[llvm] 4d847bf - [LV] Do not add load to group if it moves across conflicting store.

Fri Jul 7 03:06:53 PDT 2023

Author: Florian Hahn
Date: 2023-07-07T11:06:30+01:00
New Revision: 4d847bf4d06589ff90648f3857ae73a12950d16c

URL: https://github.com/llvm/llvm-project/commit/4d847bf4d06589ff90648f3857ae73a12950d16c
DIFF: https://github.com/llvm/llvm-project/commit/4d847bf4d06589ff90648f3857ae73a12950d16c.diff

LOG: [LV] Do not add load to group if it moves across conflicting store.

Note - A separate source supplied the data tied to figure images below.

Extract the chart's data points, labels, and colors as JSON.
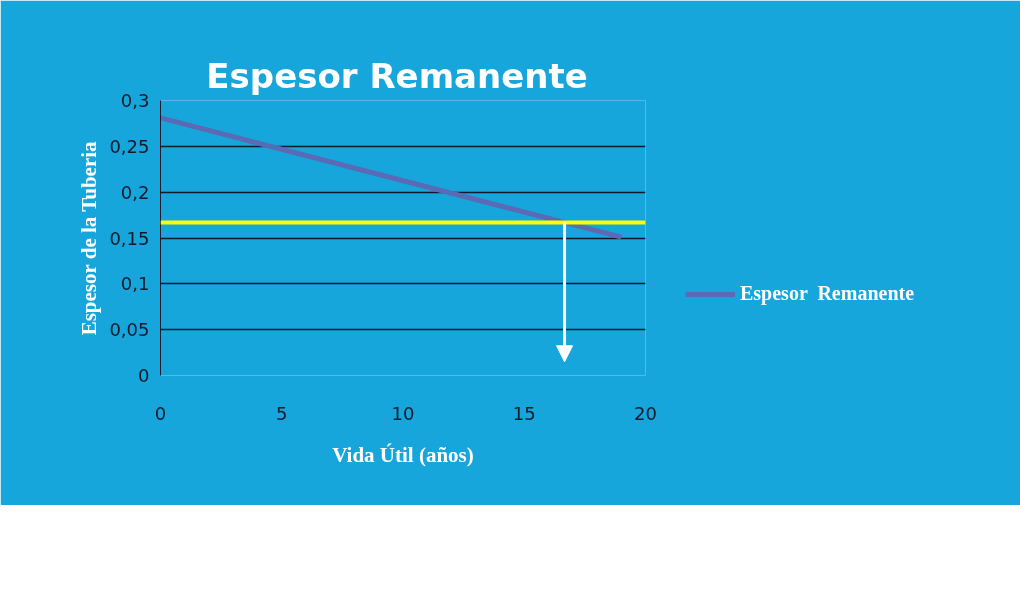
{
  "chart_data": {
    "type": "line",
    "title": "Espesor  Remanente",
    "xlabel": "Vida Útil (años)",
    "ylabel": "Espesor de la Tuberia",
    "x": [
      0,
      19
    ],
    "series": [
      {
        "name": "Espesor  Remanente",
        "color": "#5a6ab4",
        "values": [
          0.281,
          0.151
        ]
      }
    ],
    "xlim": [
      0,
      20
    ],
    "xticks": [
      0,
      5,
      10,
      15,
      20
    ],
    "ylim": [
      0,
      0.3
    ],
    "yticks": [
      {
        "value": 0,
        "label": "0"
      },
      {
        "value": 0.05,
        "label": "0,05"
      },
      {
        "value": 0.1,
        "label": "0,1"
      },
      {
        "value": 0.15,
        "label": "0,15"
      },
      {
        "value": 0.2,
        "label": "0,2"
      },
      {
        "value": 0.25,
        "label": "0,25"
      },
      {
        "value": 0.3,
        "label": "0,3"
      }
    ],
    "ref_lines": [
      {
        "axis": "y",
        "value": 0.167,
        "color": "#ffff00"
      }
    ],
    "grid": "y",
    "legend": "right",
    "marker": "none",
    "line_style": "solid"
  }
}
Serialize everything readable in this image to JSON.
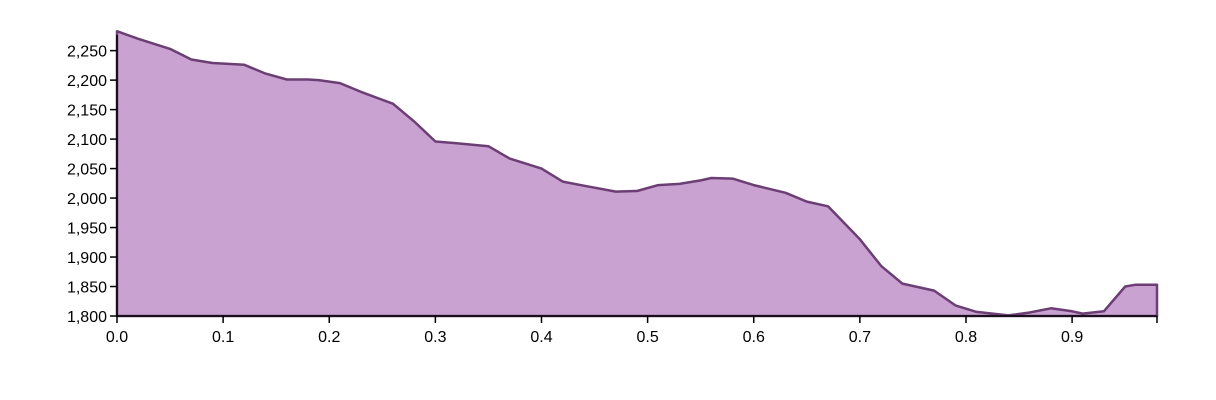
{
  "chart_data": {
    "type": "area",
    "title": "",
    "xlabel": "",
    "ylabel": "",
    "xlim": [
      0,
      0.98
    ],
    "ylim": [
      1800,
      2285
    ],
    "grid": false,
    "legend": "none",
    "colors": {
      "fill": "#c9a2d2",
      "stroke": "#6b3e74"
    },
    "x_ticks": [
      0.0,
      0.1,
      0.2,
      0.3,
      0.4,
      0.5,
      0.6,
      0.7,
      0.8,
      0.9
    ],
    "x_tick_labels": [
      "0.0",
      "0.1",
      "0.2",
      "0.3",
      "0.4",
      "0.5",
      "0.6",
      "0.7",
      "0.8",
      "0.9"
    ],
    "y_ticks": [
      1800,
      1850,
      1900,
      1950,
      2000,
      2050,
      2100,
      2150,
      2200,
      2250
    ],
    "y_tick_labels": [
      "1,800",
      "1,850",
      "1,900",
      "1,950",
      "2,000",
      "2,050",
      "2,100",
      "2,150",
      "2,200",
      "2,250"
    ],
    "series": [
      {
        "x": [
          0.0,
          0.02,
          0.05,
          0.07,
          0.09,
          0.12,
          0.14,
          0.16,
          0.18,
          0.19,
          0.21,
          0.23,
          0.26,
          0.28,
          0.3,
          0.32,
          0.35,
          0.37,
          0.4,
          0.42,
          0.44,
          0.47,
          0.49,
          0.51,
          0.53,
          0.55,
          0.56,
          0.58,
          0.6,
          0.63,
          0.65,
          0.67,
          0.7,
          0.72,
          0.74,
          0.77,
          0.79,
          0.81,
          0.84,
          0.86,
          0.88,
          0.9,
          0.91,
          0.93,
          0.95,
          0.96,
          0.98
        ],
        "y": [
          2283,
          2270,
          2253,
          2235,
          2229,
          2226,
          2211,
          2201,
          2201,
          2200,
          2195,
          2180,
          2160,
          2130,
          2096,
          2093,
          2088,
          2067,
          2050,
          2028,
          2021,
          2011,
          2012,
          2022,
          2024,
          2030,
          2034,
          2033,
          2022,
          2009,
          1994,
          1986,
          1930,
          1885,
          1855,
          1843,
          1818,
          1807,
          1801,
          1806,
          1813,
          1808,
          1804,
          1808,
          1850,
          1853,
          1853
        ]
      }
    ]
  }
}
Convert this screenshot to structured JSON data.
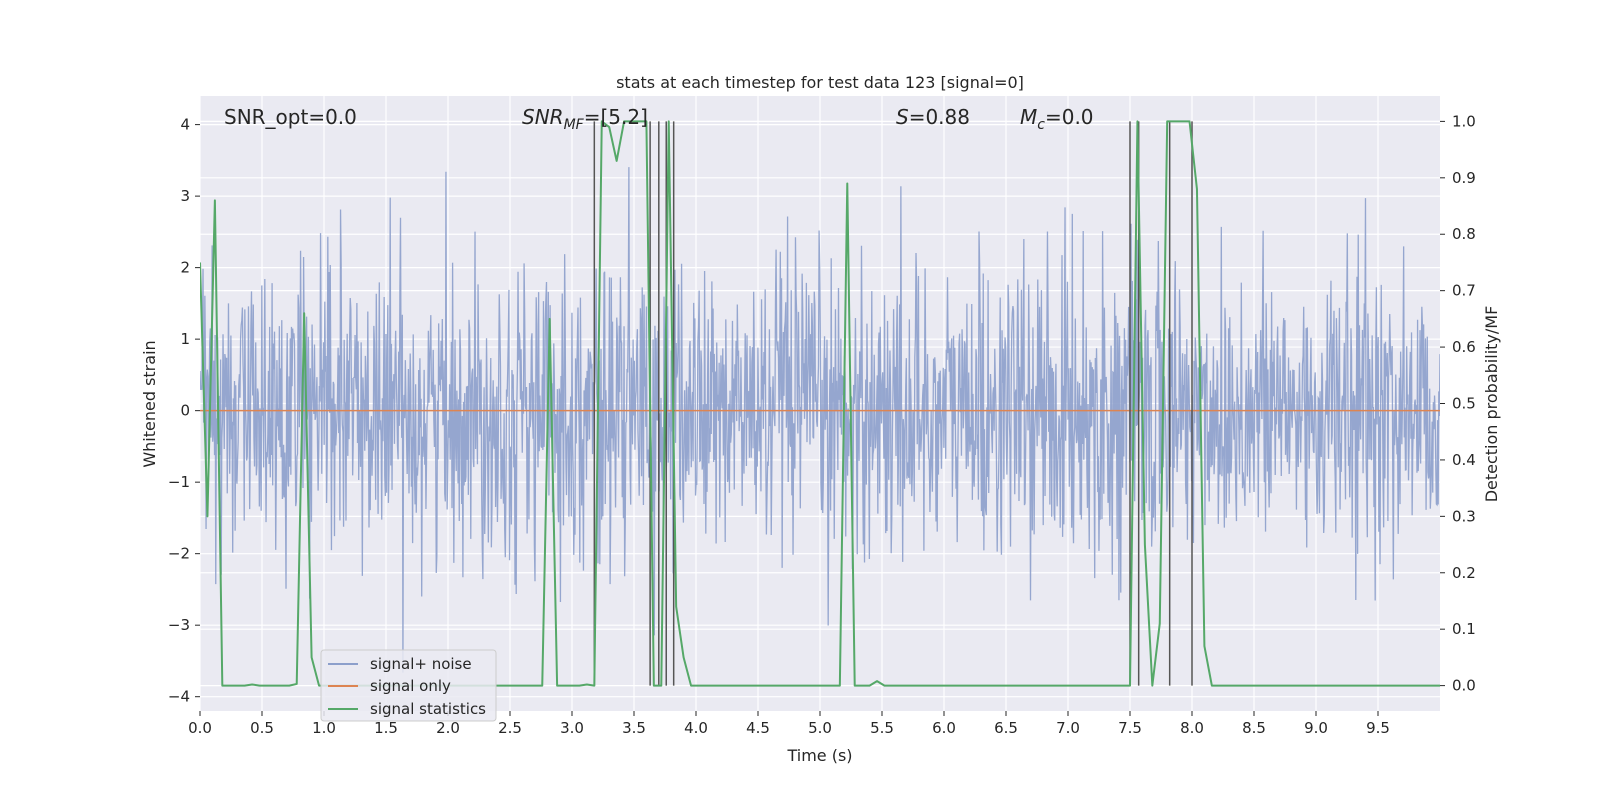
{
  "chart_data": {
    "type": "line",
    "title": "stats at each timestep for test data 123 [signal=0]",
    "xlabel": "Time (s)",
    "ylabel": "Whitened strain",
    "y2label": "Detection probability/MF",
    "xlim": [
      0.0,
      10.0
    ],
    "ylim": [
      -4.2,
      4.4
    ],
    "y2lim": [
      -0.045,
      1.045
    ],
    "x_ticks": [
      0.0,
      0.5,
      1.0,
      1.5,
      2.0,
      2.5,
      3.0,
      3.5,
      4.0,
      4.5,
      5.0,
      5.5,
      6.0,
      6.5,
      7.0,
      7.5,
      8.0,
      8.5,
      9.0,
      9.5
    ],
    "y_ticks": [
      -4,
      -3,
      -2,
      -1,
      0,
      1,
      2,
      3,
      4
    ],
    "y2_ticks": [
      0.0,
      0.1,
      0.2,
      0.3,
      0.4,
      0.5,
      0.6,
      0.7,
      0.8,
      0.9,
      1.0
    ],
    "annotations": {
      "snr_opt": "SNR_opt=0.0",
      "snr_mf_main": "SNR",
      "snr_mf_sub": "MF",
      "snr_mf_value": "=[5.2]",
      "s_main": "S",
      "s_value": "=0.88",
      "mc_main": "M",
      "mc_sub": "c",
      "mc_value": "=0.0"
    },
    "legend": {
      "position": "lower-left",
      "entries": [
        "signal+ noise",
        "signal only",
        "signal statistics"
      ]
    },
    "colors": {
      "noise": "#8c9fcb",
      "signal": "#dd8452",
      "stat": "#55a868",
      "vline": "#555555",
      "bg": "#eaeaf2",
      "grid": "#ffffff"
    },
    "noise": {
      "samples": 2048,
      "sigma": 1.0,
      "description_free": true
    },
    "series": [
      {
        "name": "signal+ noise",
        "axis": "left",
        "kind": "noise"
      },
      {
        "name": "signal only",
        "axis": "left",
        "x": [
          0.0,
          10.0
        ],
        "y": [
          0.0,
          0.0
        ]
      },
      {
        "name": "signal statistics",
        "axis": "right",
        "x": [
          0.0,
          0.06,
          0.12,
          0.18,
          0.24,
          0.3,
          0.36,
          0.42,
          0.48,
          0.54,
          0.6,
          0.66,
          0.72,
          0.78,
          0.84,
          0.9,
          0.96,
          1.02,
          1.5,
          2.0,
          2.5,
          2.7,
          2.76,
          2.82,
          2.88,
          3.06,
          3.12,
          3.18,
          3.24,
          3.3,
          3.36,
          3.42,
          3.48,
          3.54,
          3.6,
          3.66,
          3.72,
          3.78,
          3.84,
          3.9,
          3.96,
          4.5,
          5.0,
          5.1,
          5.16,
          5.22,
          5.28,
          5.34,
          5.4,
          5.46,
          5.52,
          6.0,
          7.0,
          7.44,
          7.5,
          7.56,
          7.62,
          7.68,
          7.74,
          7.8,
          7.86,
          7.92,
          7.98,
          8.04,
          8.1,
          8.16,
          8.22,
          8.5,
          9.0,
          9.5,
          10.0
        ],
        "y": [
          0.75,
          0.3,
          0.86,
          0.0,
          0.0,
          0.0,
          0.0,
          0.002,
          0.0,
          0.0,
          0.0,
          0.0,
          0.0,
          0.003,
          0.66,
          0.05,
          0.0,
          0.0,
          0.0,
          0.0,
          0.0,
          0.0,
          0.0,
          0.65,
          0.0,
          0.0,
          0.002,
          0.0,
          1.0,
          0.99,
          0.93,
          1.0,
          1.0,
          1.0,
          1.0,
          0.0,
          0.0,
          1.0,
          0.14,
          0.05,
          0.0,
          0.0,
          0.0,
          0.0,
          0.0,
          0.89,
          0.0,
          0.0,
          0.0,
          0.008,
          0.0,
          0.0,
          0.0,
          0.0,
          0.0,
          1.0,
          0.25,
          0.0,
          0.11,
          1.0,
          1.0,
          1.0,
          1.0,
          0.88,
          0.07,
          0.0,
          0.0,
          0.0,
          0.0,
          0.0,
          0.0
        ]
      }
    ],
    "vlines_x": [
      3.18,
      3.63,
      3.7,
      3.76,
      3.82,
      7.5,
      7.57,
      7.82,
      8.0
    ],
    "vlines_range": [
      0.0,
      1.0
    ]
  }
}
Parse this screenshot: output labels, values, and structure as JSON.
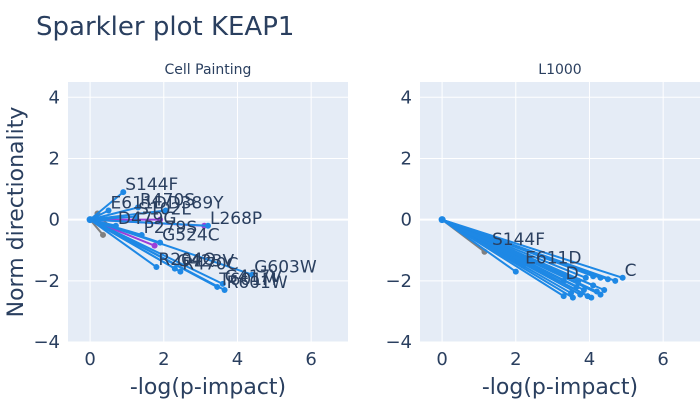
{
  "title": "Sparkler plot KEAP1",
  "ylabel": "Norm directionality",
  "colors": {
    "plot_bg": "#e5ecf6",
    "grid": "#ffffff",
    "text": "#2a3f5f",
    "gray": "#808080",
    "blue": "#1e88e5",
    "purple": "#9b3ed9"
  },
  "chart_data": [
    {
      "type": "scatter",
      "subtitle": "Cell Painting",
      "xlabel": "-log(p-impact)",
      "xlim": [
        -0.6,
        7.0
      ],
      "ylim": [
        -4.0,
        4.5
      ],
      "xticks": [
        0,
        2,
        4,
        6
      ],
      "yticks": [
        -4,
        -2,
        0,
        2,
        4
      ],
      "points": [
        {
          "label": "",
          "x": 0.2,
          "y": 0.2,
          "color": "gray"
        },
        {
          "label": "",
          "x": 0.35,
          "y": -0.5,
          "color": "gray"
        },
        {
          "label": "",
          "x": 0.4,
          "y": -0.15,
          "color": "gray"
        },
        {
          "label": "",
          "x": 1.75,
          "y": -0.85,
          "color": "purple"
        },
        {
          "label": "",
          "x": 3.1,
          "y": -0.2,
          "color": "purple"
        },
        {
          "label": "",
          "x": 1.9,
          "y": 0.0,
          "color": "purple"
        },
        {
          "label": "S144F",
          "x": 0.9,
          "y": 0.9,
          "color": "blue"
        },
        {
          "label": "E611D",
          "x": 0.5,
          "y": 0.3,
          "color": "blue"
        },
        {
          "label": "R470S",
          "x": 1.3,
          "y": 0.4,
          "color": "blue"
        },
        {
          "label": "S102L",
          "x": 1.25,
          "y": 0.1,
          "color": "blue"
        },
        {
          "label": "D389Y",
          "x": 2.05,
          "y": 0.3,
          "color": "blue"
        },
        {
          "label": "L268P",
          "x": 3.2,
          "y": -0.2,
          "color": "blue"
        },
        {
          "label": "D479G",
          "x": 0.7,
          "y": -0.2,
          "color": "blue"
        },
        {
          "label": "P279S",
          "x": 1.4,
          "y": -0.5,
          "color": "blue"
        },
        {
          "label": "G524C",
          "x": 1.9,
          "y": -0.75,
          "color": "blue"
        },
        {
          "label": "R204Q",
          "x": 1.8,
          "y": -1.55,
          "color": "blue"
        },
        {
          "label": "G423V",
          "x": 2.3,
          "y": -1.6,
          "color": "blue"
        },
        {
          "label": "R470C",
          "x": 2.45,
          "y": -1.7,
          "color": "blue"
        },
        {
          "label": "G603W",
          "x": 4.4,
          "y": -1.8,
          "color": "blue"
        },
        {
          "label": "G417V",
          "x": 3.6,
          "y": -2.1,
          "color": "blue"
        },
        {
          "label": "T601M",
          "x": 3.45,
          "y": -2.2,
          "color": "blue"
        },
        {
          "label": "R601W",
          "x": 3.65,
          "y": -2.3,
          "color": "blue"
        }
      ]
    },
    {
      "type": "scatter",
      "subtitle": "L1000",
      "xlabel": "-log(p-impact)",
      "xlim": [
        -0.6,
        7.0
      ],
      "ylim": [
        -4.0,
        4.5
      ],
      "xticks": [
        0,
        2,
        4,
        6
      ],
      "yticks": [
        -4,
        -2,
        0,
        2,
        4
      ],
      "points": [
        {
          "label": "",
          "x": 1.15,
          "y": -1.05,
          "color": "gray"
        },
        {
          "label": "S144F",
          "x": 1.3,
          "y": -0.9,
          "color": "blue"
        },
        {
          "label": "E611D",
          "x": 2.2,
          "y": -1.5,
          "color": "blue"
        },
        {
          "label": "",
          "x": 2.0,
          "y": -1.7,
          "color": "blue"
        },
        {
          "label": "",
          "x": 3.3,
          "y": -2.5,
          "color": "blue"
        },
        {
          "label": "",
          "x": 3.5,
          "y": -2.4,
          "color": "blue"
        },
        {
          "label": "",
          "x": 3.55,
          "y": -2.55,
          "color": "blue"
        },
        {
          "label": "",
          "x": 3.75,
          "y": -2.45,
          "color": "blue"
        },
        {
          "label": "",
          "x": 3.85,
          "y": -2.3,
          "color": "blue"
        },
        {
          "label": "",
          "x": 3.95,
          "y": -2.5,
          "color": "blue"
        },
        {
          "label": "",
          "x": 4.05,
          "y": -2.55,
          "color": "blue"
        },
        {
          "label": "",
          "x": 4.2,
          "y": -2.35,
          "color": "blue"
        },
        {
          "label": "",
          "x": 4.3,
          "y": -2.45,
          "color": "blue"
        },
        {
          "label": "",
          "x": 3.65,
          "y": -2.2,
          "color": "blue"
        },
        {
          "label": "",
          "x": 4.1,
          "y": -2.15,
          "color": "blue"
        },
        {
          "label": "",
          "x": 4.4,
          "y": -2.3,
          "color": "blue"
        },
        {
          "label": "D",
          "x": 3.3,
          "y": -2.0,
          "color": "blue"
        },
        {
          "label": "",
          "x": 3.7,
          "y": -2.0,
          "color": "blue"
        },
        {
          "label": "",
          "x": 3.9,
          "y": -1.9,
          "color": "blue"
        },
        {
          "label": "",
          "x": 4.1,
          "y": -1.85,
          "color": "blue"
        },
        {
          "label": "",
          "x": 4.3,
          "y": -1.9,
          "color": "blue"
        },
        {
          "label": "",
          "x": 4.5,
          "y": -1.95,
          "color": "blue"
        },
        {
          "label": "",
          "x": 4.7,
          "y": -2.0,
          "color": "blue"
        },
        {
          "label": "C",
          "x": 4.9,
          "y": -1.9,
          "color": "blue"
        }
      ]
    }
  ]
}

This patch prevents invalid load groups from being formed, where a load
needs to be moved across a conflicting store.

Once we hit a store that conflicts with a load with an existing
interleave group, we need to stop adding earlier loads to the group, as
this would force hoisting the previous stores in the group across the
conflicting load.

To detect such cases, add a new CompletedLoadGroups set, which is used
to keep track of load groups to which no earlier loads can be added.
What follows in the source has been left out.